18 Mart 1920 Meclis-i Mebusan, işgal devletlerinin baskısı ile, padişah
tarafından fesih edildi(süresiz kapatıldı) 23 Nisan 1920 Mustafa Kemal, ulusal
Kurtuluş savaşının sürdürülmesi için, Meclis-i Mebusan'ın Ankara'ya gelecek
Vekilleri ve Bölgelerden gelen temsilciler ile Türkiye Büyük Millet Meclisi’ni(TBMM)
Açmıştır. 11 Mayıs 1920 Mustafa Kemal, İstanbul Hükümetince idam cezasına
çarptırılmıştır. 24 Mayıs 1920 Mustafa Kemal'in idam fermanını Padişah
onaylamıştır. 10 Ağustos 1920 Osmanlı İmparatorluğu ile İtilaf Devletleri Sevr
Antlaşması imzalanmıştır. 9-11 Ocak 1921 Birinci İnönü Savaşı kazanılıyor. 20
Ocak 1921 TBMM ilk Anayasayı (Teşkilat-ı Esasiye) kabul ediyor.
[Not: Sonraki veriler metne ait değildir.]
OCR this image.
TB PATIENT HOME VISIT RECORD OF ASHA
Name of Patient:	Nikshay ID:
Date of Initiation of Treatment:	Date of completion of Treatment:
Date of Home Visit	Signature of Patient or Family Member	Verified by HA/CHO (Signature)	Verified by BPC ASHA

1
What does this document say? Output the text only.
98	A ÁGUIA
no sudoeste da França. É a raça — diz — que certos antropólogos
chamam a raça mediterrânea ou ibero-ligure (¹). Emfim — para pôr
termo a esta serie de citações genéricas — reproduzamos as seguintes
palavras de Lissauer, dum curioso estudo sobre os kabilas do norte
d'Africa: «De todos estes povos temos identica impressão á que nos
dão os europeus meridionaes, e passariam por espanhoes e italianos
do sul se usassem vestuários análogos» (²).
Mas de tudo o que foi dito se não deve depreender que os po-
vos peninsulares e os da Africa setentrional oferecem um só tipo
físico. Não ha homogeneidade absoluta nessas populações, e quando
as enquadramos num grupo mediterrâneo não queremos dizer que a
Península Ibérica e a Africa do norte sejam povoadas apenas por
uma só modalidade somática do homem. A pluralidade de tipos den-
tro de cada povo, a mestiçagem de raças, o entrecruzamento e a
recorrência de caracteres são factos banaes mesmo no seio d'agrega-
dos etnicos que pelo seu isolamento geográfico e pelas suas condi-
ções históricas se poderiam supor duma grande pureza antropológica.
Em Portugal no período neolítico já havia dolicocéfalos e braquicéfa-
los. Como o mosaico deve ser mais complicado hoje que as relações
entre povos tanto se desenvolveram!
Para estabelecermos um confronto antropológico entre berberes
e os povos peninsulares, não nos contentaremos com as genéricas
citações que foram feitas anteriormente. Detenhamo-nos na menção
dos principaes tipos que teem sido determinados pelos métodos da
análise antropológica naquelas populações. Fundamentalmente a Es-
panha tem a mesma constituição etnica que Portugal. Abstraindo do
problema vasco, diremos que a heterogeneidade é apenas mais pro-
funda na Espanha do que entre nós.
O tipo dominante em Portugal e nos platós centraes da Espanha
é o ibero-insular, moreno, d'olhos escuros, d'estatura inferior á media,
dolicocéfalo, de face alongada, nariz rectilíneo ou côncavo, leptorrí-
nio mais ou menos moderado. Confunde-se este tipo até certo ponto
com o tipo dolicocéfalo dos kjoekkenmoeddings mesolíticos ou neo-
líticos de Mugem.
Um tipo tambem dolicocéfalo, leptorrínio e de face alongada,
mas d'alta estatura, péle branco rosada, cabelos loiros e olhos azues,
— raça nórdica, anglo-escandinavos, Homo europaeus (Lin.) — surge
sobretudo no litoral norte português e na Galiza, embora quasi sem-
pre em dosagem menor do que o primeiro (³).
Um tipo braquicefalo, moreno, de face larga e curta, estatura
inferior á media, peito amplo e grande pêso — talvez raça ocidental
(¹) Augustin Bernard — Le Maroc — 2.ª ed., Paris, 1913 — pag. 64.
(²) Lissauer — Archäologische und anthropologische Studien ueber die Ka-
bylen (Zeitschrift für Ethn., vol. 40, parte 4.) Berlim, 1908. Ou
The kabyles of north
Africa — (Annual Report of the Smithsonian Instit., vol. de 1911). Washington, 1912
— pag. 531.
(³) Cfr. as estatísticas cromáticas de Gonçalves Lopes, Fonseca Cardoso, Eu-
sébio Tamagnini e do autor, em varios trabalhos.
26-31 Mart 1921 İkinci İnönü Savaşı kazanılıyor. 10 Mayıs 1921 TBMM'de ilk grup
kuruluyor (Anadolu ve Rumeli Müdafa-ı Hukuk Cemiyeti) ve Mustafa Kemal, Grup
Başkan Başkan Vekili seçiliyor. 5 Ağustos 1921 Mustafa Kemal, TBMM'nin
ordularına Başkomutan seçiliyor. 22 Ağustos-13 Eylül 1921. Mustafa Kemal'in ilk
Başkomutanlık Savaşı (Sakarya Savaşı) 19 Eylül 1921 Mustafa Kemal'e TBMM
tarafından Mareşallik Rütbesi ve Gazilik Unvanın verilmesi. 26 Ağustos 1922
Gazi Mustafa Kemal, KOCATEPE'den Ordulara Büyük Taarruz emrini vermesi. 30
Ağustos 1922 Gazi Mustafa Kemal, Dumlupınar'da, Başkomutanlık Meydan savaşını
kazanıyor. 1 Eylül 1922 Gazi Mustafa Kemal, Ordulara, "İlk hedefiniz
Akdenizdir, ileri!.." komutunu veriyor. 11 Ekim 1922 Yunan Ordusu
yenilince, İtilaf Devletleri ile Mudanya Ateşkes Antlaşması imzalanıyor. 17
Kasım 1922 Padişah Vahdettin, bir İngiliz gemisi ile İstanbul'dan kaçıyor. 24
Temmuz 1923 LOZAN ANTLAŞMASI imzalanıyor. 29 Ekim 1923 TBMM, Cumhuriyeti ilan
ediyor. Ve yıllarca mücadeleden sonra TBMM, birçok başarısız denemeden sonra
1945'li yıllar ile birlikte çok partili Demokratik Sisteme geçerek, ülkeye bu
gün yine BOL GELEN, Demokrasiyi getirdiler! Ama siz, yine bu demokrasi
elbisesini 16.Nisan'da daralttınız!.. Tarih önünde çoluğunuza, çocuğunuza; torununuza
torbanıza bu hesabını nasıl verecek siniz? Hiç düşündünüz mü?